Un istinto innato che precede quello animalesco permette a Jünger di rappresentare la forma del tempo e di intuire, partendo dal particolare, il suo invisibile spirito, la forma di vita prevalente. Si tratta di quei rari momenti in cui l’Anarca ha modo di coltivare la solitudine, momenti in cui è colto da una strana sensazione che forse – scrive – si potrebbe definire persino nostalgia. Sono ore di totale abbandono alle quali segue di nuovo l’infernale traffico di transito che regna nelle stazioni delle retrovie, mulini in cui l’umano che è in noi finisce macinato. Così, dal centro della battaglia sino alle retrovie si propaga una nuova Gestalt che già in quegli anni e sempre di più fagocita l’intera società inquadrandola in metallici termitai e polverizzando la oramai flebile linea tra soldato e Operaio – come se si fosse nella macina di un mulino automatico e l’umano, distillandosi, desse luogo al sovraumano o, come osserverà Evola, talvolta al sotto-umano.
Sconfessando ogni buonismo e ogni facile pacifismo il futuro scrittore del discusso libro La pace (1945), da un lato nel 1916 ammette che la guerra si stia facendo sempre più irragionevole, dall’altra è certo che l’essenziale sia che alla fine la Germania ostenti la sua superiorità con la vittoria. E in occasione del tentativo di pace presentato da Germania e Austria agli avversari il 2 dicembre 1916, commenta:
Per quanto mi riguarda, non credo a nessuna pace che non sia stata decisa dalla fame o dalla forza delle armi.
Riportando il suo desiderio di passare all’aviazione, Jünger esplicita la sua inclinazione alla libertà e alla indipendenza di pensiero e di azione: l’aviazione da caccia ha i suoi vantaggi, in particolare quando, come me, non si ha affatto intenzione di rinunciare alla libertà né al proprio dovere militare. Una libertà che, spiegherà egregiamente in Der Arbeiter, non è dunque una vacua e romantica fuga dalla durezza della realtà quanto piuttosto una volontà di accettare il proprio fato coniugando la stessa libertà con la necessità, con una marziale forma di autodisciplina. D’altronde – continua – una delle mie massime è che la libertà si mostra sempre bendisposta nei nostri confronti finché accettiamo che la morte sia il terzo della compagnia. Una volontà di libertà che contempla come suo esito estremo – e caro agli dèi – la prematura perdita dell’individualità o, addirittura, come verga Oscar Wilde, il suicidio – il migliore addio che si possa dare alla società.
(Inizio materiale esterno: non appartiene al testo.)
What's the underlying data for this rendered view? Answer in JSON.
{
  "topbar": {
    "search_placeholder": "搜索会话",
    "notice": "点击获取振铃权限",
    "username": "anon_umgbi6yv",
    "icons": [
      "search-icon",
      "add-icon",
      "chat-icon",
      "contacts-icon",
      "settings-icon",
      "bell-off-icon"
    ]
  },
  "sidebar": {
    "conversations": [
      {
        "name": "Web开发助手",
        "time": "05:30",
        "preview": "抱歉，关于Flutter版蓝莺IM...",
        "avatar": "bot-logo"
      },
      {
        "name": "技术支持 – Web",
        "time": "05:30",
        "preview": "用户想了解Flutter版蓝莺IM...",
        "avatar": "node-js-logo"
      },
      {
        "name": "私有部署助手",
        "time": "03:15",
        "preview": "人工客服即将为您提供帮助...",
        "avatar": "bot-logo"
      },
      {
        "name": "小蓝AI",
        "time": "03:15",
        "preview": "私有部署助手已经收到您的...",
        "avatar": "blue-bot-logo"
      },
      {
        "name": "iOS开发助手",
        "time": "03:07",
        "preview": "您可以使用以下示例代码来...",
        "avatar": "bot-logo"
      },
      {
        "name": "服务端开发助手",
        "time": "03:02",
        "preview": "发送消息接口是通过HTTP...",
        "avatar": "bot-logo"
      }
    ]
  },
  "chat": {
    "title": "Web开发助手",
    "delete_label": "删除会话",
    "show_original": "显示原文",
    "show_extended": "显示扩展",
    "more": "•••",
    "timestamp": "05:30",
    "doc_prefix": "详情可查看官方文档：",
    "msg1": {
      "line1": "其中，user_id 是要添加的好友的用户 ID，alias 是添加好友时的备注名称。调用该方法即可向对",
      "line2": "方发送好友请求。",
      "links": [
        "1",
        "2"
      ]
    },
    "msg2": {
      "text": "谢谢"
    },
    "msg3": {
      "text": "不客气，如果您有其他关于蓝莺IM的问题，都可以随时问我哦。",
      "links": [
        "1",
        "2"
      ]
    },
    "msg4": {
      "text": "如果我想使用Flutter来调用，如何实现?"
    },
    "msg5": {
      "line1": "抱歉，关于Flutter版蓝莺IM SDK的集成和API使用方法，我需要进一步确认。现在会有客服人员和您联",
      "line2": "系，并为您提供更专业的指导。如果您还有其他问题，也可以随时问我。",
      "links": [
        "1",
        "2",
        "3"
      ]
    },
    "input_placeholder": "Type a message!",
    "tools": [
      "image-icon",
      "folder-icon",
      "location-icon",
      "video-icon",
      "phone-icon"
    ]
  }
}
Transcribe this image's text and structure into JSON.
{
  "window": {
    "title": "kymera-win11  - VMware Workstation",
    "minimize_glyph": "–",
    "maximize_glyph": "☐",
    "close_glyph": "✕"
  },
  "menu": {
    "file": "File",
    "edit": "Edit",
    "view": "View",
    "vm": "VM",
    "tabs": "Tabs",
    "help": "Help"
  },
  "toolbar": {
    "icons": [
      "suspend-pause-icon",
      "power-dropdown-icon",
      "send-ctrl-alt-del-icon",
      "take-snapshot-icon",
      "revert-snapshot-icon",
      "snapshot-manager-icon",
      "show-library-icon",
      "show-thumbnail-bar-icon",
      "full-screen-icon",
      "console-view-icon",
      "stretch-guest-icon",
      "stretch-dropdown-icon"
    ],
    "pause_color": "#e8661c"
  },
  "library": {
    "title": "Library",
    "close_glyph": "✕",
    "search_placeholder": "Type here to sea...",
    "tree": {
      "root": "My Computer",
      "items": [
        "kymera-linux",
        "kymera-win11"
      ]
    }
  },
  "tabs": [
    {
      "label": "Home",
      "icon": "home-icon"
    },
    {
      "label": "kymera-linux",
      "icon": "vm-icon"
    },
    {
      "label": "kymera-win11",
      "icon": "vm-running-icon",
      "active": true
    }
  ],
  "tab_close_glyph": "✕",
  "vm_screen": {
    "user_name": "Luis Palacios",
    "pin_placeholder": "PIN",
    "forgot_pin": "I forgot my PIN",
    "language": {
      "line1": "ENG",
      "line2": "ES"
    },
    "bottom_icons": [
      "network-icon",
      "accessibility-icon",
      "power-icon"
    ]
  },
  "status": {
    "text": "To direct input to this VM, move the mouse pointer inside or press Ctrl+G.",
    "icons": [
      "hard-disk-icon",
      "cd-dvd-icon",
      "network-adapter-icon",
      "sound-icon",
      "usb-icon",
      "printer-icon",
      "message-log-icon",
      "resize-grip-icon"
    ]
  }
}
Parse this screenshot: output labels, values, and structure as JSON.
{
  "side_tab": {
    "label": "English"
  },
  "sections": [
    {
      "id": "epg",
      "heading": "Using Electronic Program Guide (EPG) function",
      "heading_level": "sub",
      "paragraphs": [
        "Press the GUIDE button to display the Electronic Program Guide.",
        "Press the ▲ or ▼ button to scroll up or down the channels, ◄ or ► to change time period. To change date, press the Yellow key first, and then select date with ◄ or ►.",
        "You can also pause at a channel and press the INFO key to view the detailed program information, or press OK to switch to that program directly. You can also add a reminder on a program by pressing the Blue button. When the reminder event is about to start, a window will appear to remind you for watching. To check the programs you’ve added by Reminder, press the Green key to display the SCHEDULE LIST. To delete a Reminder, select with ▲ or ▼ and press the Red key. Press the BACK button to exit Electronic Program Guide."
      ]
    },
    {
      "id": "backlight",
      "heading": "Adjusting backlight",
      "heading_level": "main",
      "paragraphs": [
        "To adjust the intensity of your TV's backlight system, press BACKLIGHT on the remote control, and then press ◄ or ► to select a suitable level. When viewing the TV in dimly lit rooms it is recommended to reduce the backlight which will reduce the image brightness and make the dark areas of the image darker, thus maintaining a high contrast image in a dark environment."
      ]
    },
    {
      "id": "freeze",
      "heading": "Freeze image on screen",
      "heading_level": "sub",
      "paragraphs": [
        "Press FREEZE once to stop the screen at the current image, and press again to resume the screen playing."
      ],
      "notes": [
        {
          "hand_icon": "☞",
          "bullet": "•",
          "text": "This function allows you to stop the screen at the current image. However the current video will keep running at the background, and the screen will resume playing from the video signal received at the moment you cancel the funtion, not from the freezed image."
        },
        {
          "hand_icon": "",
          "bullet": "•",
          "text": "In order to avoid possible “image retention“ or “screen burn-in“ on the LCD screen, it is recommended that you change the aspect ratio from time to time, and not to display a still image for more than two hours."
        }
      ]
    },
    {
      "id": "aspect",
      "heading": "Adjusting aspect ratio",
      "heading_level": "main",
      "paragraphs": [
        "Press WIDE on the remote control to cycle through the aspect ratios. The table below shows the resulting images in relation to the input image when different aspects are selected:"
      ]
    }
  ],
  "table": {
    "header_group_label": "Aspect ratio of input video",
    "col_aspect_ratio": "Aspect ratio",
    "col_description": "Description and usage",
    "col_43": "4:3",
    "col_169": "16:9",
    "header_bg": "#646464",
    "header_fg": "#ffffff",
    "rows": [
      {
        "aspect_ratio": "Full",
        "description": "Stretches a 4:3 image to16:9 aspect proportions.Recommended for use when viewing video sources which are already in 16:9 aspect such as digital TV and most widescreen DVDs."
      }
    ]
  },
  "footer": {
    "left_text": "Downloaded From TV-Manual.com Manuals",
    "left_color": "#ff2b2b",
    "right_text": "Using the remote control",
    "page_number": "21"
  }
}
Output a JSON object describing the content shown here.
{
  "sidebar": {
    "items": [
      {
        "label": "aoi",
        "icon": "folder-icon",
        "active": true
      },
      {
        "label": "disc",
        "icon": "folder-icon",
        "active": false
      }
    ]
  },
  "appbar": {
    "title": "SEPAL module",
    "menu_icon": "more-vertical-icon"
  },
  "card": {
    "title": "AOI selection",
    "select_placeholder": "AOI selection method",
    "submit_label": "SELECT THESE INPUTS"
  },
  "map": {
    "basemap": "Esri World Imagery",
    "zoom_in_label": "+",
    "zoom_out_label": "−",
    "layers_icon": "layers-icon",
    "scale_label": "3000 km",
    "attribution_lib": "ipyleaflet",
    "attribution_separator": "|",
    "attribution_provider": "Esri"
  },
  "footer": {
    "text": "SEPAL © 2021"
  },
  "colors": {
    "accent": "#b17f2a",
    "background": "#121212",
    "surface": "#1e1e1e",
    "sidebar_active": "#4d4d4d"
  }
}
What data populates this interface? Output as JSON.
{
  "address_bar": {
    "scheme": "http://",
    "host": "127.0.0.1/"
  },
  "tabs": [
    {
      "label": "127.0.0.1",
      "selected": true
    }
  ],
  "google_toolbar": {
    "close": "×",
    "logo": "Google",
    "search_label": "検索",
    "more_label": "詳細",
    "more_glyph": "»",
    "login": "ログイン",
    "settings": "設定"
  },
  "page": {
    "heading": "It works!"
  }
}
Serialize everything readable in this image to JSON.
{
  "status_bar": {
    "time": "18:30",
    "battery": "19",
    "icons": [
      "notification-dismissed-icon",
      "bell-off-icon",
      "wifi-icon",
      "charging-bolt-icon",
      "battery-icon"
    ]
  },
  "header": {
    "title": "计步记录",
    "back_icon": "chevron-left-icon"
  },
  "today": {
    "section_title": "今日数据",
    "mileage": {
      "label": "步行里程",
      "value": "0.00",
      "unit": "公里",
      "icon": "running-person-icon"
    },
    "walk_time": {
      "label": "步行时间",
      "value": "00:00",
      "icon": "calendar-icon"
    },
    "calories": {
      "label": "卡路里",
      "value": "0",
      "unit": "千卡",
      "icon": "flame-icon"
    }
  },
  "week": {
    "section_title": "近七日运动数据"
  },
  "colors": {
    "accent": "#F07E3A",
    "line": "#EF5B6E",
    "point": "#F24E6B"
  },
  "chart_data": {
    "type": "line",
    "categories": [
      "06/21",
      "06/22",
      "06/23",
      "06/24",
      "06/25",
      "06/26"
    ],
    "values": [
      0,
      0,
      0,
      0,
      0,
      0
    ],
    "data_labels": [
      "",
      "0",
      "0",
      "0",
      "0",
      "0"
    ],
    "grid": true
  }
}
Anche quando si felicita dell’acquisto da parte del padre di alcune ampie terre nei pressi di Rehburg, Jünger preconizza in modo sibillino alcune tematiche sviscerate nella successiva produzione: la terra va oltre le fiamme e la guerra. Difficile non percepire l’assonanza con i temi trattati anni dopo dall’amico Carl Schmitt e dallo stesso Jünger che, in opere come Al muro del tempo o Maxima-minima, sarà appassionato studioso dei Titani e che con Mircea Eliade dirigerà la rivisita Antaios – dedicata non a caso ad Anteo, il potente dio tellurico. Riflessioni simili le troviamo nella lettera a Friedrich Georg del luglio 1918. Jünger racconta come la calma del riposo sia spesso violata dalle esplosioni:
la terra comincia a sgretolarsi e le travi a ondeggiare. Poi mi sveglio e avverto una sensazione di avvolgimento con un retrogusto di calore, come un tempo, quando durante un temporale si stava rannicchiati nel letto. Tra l’altro non avrebbe alcun senso restare svegli, perché finché di quegli aggeggi si sente il rumore, vuol dire che non sono pericolosi e non si percepisce più il colpo andato a segno. La paura è nell’illusione.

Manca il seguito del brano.